How does this match the theme of the previous observations? It seems pretty different at first glance.
But in a sense, this too is a kind of "permutation version of a change of basis". \(\sigma\) essentially just says "treat 1 like it's 2 and 2 like it's one, ..." and so on. Then \(\tau\) does what it does on the "renamed" elements, and then we put the names back how we found them at the end. So if we say that \(\sigma\tau\sigma^{-1} = \upsilon\) then \(\tau\) and \(\upsilon\) are basically the same permutation, except for a transformation of the "basis elements" which here means the numbers that define the permutation.

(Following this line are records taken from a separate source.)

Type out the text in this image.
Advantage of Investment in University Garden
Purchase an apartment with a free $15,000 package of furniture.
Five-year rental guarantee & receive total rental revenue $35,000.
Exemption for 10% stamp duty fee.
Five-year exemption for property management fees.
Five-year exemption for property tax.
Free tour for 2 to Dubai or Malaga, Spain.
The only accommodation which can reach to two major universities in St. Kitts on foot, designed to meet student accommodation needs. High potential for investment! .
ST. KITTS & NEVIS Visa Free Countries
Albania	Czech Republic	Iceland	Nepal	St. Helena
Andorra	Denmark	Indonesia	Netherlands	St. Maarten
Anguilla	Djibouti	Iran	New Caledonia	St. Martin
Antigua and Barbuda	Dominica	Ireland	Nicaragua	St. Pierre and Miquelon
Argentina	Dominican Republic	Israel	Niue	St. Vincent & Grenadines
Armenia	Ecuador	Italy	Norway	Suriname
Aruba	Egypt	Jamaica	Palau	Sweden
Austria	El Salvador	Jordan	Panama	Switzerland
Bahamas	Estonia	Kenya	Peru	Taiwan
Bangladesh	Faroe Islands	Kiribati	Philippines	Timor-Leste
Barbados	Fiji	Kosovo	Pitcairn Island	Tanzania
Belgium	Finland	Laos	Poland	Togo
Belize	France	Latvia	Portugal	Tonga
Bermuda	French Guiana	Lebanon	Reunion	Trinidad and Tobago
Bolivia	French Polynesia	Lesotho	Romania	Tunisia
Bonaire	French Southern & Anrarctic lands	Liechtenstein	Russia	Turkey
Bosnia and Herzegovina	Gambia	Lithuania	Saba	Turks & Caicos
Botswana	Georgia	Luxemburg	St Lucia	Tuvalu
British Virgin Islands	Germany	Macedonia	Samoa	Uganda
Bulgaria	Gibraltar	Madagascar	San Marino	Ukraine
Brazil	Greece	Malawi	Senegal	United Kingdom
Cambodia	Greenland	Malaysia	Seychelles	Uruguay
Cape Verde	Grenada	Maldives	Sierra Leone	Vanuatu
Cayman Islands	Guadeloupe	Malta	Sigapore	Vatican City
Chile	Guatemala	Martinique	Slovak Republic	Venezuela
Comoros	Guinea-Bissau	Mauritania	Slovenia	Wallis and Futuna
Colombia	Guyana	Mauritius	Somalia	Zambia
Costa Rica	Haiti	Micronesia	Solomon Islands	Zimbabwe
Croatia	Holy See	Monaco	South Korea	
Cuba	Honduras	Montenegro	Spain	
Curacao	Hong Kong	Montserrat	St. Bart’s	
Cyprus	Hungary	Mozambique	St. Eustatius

Now the connection between linear algebra and geometry is often presented pretty clearly in a linear algebra class, so much that the earlier discussion of how matrix conjugation was kind of the same as dihedral group conjugation almost just felt trivially obvious. The symmetric group seems significantly different. But in fact, there is just as strong a connection! Because not only do geometric transformation have matrix representations, but also permutations have matrix representations. For instance, \(\sigma\) can be identified with the matrix
\[ \begin{bmatrix}
0 & 1 & 0 & 0 & 0 \\
1 & 0 & 0 & 0 & 0 \\
0 & 0 & 0 & 0 & 1 \\
0 & 0 & 1 & 0 & 0 \\
0 & 0 & 0 & 1 & 0
\end{bmatrix}
\]
If we think of the number 3 as like the vector \(\begin{bmatrix} 0\\0\\1\\0\\0\\ \end{bmatrix}\), then the matrix acts on \(\begin{bmatrix} 0\\0\\1\\0\\0\\ \end{bmatrix}\) by sending it to \(\begin{bmatrix} 0\\0\\0\\1\\0\\ \end{bmatrix}\).
In a sense, columns of zeros but with a 1 in some coordinate, make up something like a basis for a space (we shouldn't get too carried away with that idea, though, because it's not a vector space -- the vector \(\begin{bmatrix} 0\\0\\0\\1\\0\\ \end{bmatrix}\) represents the number 4, but if you add two vectors together it doesn't represent anything). Conjugating one matrix representation of a permutation by another, then really transforms one basis into another basis.
So anyway, I don't want to belabor this point much more than to simply suggest that, in all three of these very important examples, conjugation represents a very thematically consistent thing. Therefore it is very useful to keep this theme in mind whenever you wonder "what even is conjugation?"